Gold Coast Beach Houses – 20th July 2015
When I was a young kid, in suburban Sydney in the early 1980’s, I distinctly remember watching with eyes wide open as the fibro cottage I had known as home up until that day, was reduced to smithereens. This was to make way for a brand new, ‘solid’ brick house. The cottage being bulldozed was of course made largely of asbestos. So much for the OH and S practices of the day…
What sparked this memory, more than 30 years later, was taking a drive last weekend to Burleigh Heads on the Gold Coast. We were just going to soak up the atmosphere and watch musician (and Byron local) Ziggy Alberts play at the Burleigh markets http://TheVillageMarketsGC.com.au/tunes-by-ziggy-alberts-this-sunday-at-tvm/. However we also ended up checking out some of the architecture in the backstreets of Burleigh – just west of the Gold Coast highway, behind the swarm of Hipster cafes.
The ‘fibro beach shack’ is still in abundance here. No doubt it will inevitably be wiped out by project homes (as my childhood home was) and even well designed architectural ones. Until this happens, the area is definitely a throw-back to a bygone era. I can’t help but wonder if these paper thin, draft – prone shacks don’t deserve a greater mention in the annals of Australian architecture.

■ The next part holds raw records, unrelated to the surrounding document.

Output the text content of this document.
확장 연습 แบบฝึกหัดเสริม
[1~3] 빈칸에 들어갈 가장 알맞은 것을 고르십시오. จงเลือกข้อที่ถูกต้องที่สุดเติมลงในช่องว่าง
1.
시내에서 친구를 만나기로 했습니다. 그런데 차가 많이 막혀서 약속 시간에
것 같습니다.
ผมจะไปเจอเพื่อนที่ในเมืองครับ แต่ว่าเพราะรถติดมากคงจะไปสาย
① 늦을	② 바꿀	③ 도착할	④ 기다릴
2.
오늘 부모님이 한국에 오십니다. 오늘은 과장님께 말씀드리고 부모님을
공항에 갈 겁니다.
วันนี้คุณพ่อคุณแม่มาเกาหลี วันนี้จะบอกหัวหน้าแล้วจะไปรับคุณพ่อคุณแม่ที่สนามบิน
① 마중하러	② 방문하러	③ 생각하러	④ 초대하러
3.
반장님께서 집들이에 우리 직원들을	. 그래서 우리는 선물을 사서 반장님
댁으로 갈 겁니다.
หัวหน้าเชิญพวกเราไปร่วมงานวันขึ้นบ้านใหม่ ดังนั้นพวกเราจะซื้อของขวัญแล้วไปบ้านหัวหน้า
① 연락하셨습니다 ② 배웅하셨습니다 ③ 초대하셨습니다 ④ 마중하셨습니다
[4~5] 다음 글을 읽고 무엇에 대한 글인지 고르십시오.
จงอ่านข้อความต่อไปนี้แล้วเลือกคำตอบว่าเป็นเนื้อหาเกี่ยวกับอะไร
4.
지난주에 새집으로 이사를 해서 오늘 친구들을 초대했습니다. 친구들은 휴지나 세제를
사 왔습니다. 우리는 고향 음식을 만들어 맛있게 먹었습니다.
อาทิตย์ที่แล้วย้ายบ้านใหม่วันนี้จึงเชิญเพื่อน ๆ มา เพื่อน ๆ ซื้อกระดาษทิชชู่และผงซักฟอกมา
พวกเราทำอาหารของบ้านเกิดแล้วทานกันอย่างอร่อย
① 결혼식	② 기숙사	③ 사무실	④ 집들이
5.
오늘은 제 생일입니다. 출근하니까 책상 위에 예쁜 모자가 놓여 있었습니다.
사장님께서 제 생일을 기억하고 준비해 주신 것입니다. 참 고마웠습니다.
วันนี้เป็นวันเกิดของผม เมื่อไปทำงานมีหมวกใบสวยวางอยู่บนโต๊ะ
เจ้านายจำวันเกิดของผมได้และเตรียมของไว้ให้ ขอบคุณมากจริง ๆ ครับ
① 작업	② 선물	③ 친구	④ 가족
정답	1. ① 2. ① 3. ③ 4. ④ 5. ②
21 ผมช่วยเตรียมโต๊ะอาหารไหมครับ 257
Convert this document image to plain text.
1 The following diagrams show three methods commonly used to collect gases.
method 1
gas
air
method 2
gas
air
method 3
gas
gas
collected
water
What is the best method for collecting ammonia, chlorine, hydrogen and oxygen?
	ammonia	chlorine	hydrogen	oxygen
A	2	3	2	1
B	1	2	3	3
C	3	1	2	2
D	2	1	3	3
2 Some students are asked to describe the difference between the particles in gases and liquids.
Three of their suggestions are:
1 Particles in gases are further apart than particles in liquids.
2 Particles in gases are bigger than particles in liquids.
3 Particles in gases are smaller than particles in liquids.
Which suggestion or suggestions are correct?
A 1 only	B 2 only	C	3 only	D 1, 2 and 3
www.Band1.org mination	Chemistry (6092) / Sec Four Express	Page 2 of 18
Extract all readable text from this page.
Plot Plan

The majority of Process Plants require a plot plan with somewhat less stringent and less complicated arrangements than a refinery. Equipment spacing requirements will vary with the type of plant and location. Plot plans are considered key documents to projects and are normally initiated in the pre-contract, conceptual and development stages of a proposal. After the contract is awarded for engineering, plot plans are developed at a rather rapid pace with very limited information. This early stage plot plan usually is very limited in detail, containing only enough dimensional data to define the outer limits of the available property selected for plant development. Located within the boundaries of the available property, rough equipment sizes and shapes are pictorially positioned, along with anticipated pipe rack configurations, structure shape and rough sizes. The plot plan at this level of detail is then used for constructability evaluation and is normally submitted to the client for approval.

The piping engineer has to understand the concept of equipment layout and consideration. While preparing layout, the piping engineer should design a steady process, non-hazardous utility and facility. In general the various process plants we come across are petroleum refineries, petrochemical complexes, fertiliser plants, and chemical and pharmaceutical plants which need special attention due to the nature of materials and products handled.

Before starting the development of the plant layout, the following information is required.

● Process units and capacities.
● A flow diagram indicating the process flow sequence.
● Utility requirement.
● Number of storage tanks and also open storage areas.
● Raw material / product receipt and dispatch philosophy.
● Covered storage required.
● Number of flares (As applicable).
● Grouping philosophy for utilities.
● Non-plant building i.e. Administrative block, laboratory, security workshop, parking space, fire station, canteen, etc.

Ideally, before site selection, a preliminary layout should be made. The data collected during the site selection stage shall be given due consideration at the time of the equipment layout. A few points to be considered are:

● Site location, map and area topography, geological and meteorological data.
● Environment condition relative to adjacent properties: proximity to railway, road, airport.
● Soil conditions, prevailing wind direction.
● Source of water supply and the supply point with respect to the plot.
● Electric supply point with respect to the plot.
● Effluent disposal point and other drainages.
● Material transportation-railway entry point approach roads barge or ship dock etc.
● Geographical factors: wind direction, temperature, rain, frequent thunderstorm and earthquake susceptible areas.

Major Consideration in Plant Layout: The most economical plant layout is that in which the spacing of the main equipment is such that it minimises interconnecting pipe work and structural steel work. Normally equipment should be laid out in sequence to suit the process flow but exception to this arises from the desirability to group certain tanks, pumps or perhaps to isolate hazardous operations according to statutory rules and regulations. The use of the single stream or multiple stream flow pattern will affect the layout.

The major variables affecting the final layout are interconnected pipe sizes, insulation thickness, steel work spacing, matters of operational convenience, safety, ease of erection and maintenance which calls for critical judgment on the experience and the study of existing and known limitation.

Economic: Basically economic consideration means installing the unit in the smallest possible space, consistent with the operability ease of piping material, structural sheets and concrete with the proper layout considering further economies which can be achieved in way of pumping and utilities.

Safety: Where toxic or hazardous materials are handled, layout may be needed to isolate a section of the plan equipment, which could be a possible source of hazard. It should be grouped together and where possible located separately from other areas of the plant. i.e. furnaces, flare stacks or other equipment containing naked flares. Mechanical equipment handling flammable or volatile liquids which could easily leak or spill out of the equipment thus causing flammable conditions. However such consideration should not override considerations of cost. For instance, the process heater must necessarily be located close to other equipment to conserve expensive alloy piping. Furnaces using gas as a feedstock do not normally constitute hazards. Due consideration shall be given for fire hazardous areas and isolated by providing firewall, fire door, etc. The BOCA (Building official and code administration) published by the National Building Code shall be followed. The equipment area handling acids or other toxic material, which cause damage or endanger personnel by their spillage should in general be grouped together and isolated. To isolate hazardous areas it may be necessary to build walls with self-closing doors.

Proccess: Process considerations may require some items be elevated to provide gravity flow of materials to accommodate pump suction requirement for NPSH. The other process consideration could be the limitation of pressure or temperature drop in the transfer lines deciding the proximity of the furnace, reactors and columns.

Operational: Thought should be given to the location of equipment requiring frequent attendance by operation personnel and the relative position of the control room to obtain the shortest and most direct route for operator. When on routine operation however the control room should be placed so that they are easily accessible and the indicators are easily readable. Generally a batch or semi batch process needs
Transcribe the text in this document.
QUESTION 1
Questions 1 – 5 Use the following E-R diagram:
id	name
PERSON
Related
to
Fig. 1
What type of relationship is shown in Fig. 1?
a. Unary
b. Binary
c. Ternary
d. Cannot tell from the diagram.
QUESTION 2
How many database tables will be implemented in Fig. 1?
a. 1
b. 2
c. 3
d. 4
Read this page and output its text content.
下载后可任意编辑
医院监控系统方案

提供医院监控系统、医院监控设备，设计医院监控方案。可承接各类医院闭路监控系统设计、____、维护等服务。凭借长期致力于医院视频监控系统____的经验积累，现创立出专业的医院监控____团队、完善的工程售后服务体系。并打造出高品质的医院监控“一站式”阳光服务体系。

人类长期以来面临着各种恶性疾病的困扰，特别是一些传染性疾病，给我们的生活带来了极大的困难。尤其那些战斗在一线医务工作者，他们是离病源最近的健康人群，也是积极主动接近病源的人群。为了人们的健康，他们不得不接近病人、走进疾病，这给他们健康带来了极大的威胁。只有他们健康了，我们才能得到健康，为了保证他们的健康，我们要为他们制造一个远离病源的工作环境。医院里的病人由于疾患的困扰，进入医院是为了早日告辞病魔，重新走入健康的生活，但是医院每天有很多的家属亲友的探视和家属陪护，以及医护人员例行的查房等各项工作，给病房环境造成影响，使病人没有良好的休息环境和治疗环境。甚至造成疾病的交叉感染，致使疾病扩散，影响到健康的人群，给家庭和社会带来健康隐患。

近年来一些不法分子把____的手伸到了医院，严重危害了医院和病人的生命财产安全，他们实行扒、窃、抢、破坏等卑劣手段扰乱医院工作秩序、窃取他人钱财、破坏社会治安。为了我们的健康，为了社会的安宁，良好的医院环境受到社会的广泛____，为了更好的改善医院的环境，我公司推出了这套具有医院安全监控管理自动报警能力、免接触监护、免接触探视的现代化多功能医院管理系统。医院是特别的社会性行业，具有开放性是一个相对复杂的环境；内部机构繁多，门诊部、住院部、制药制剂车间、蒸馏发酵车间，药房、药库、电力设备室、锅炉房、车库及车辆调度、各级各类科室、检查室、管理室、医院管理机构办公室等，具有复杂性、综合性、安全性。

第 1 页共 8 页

There are plenty of great modern interpretations of the ‘beach-house/ shack’ by Australian Architects. Many of these visibly reference the typical older houses with timber battens over fibre cement sheets in place of the old asbestos ones. For me however, the true value of these remnant gems lies in their quaint, fragile and imperfect character, as well as the (sometimes garishly) colourful paint schemes. It’s not that most of them are great works of architecture by any means; it’s just that they aren’t pretentious or attempting to be anything special. They are perfectly in-tune with the casual sense of beach culture. Perhaps this is because they were built in less abundant economic times when maximising the built area for re-sale wasn’t quite as high on the priority list as it is now.
Call me nostalgic, but I think the shabby, playful nature of the ‘cheaply constructed – hot in summer – and cold in winter beach shack’, is undervalued. Here’s hoping a few of them survive for another 30 years, and that we also find ways of making their character live on in the designs of more contemporary houses by the beach, so they aren’t condemned entirely to the pages of history.
Guess it’s like an old pair of jeans; they might look daggy and be falling apart, but it’s near impossible to find a brand new pair that feels even half as comfy!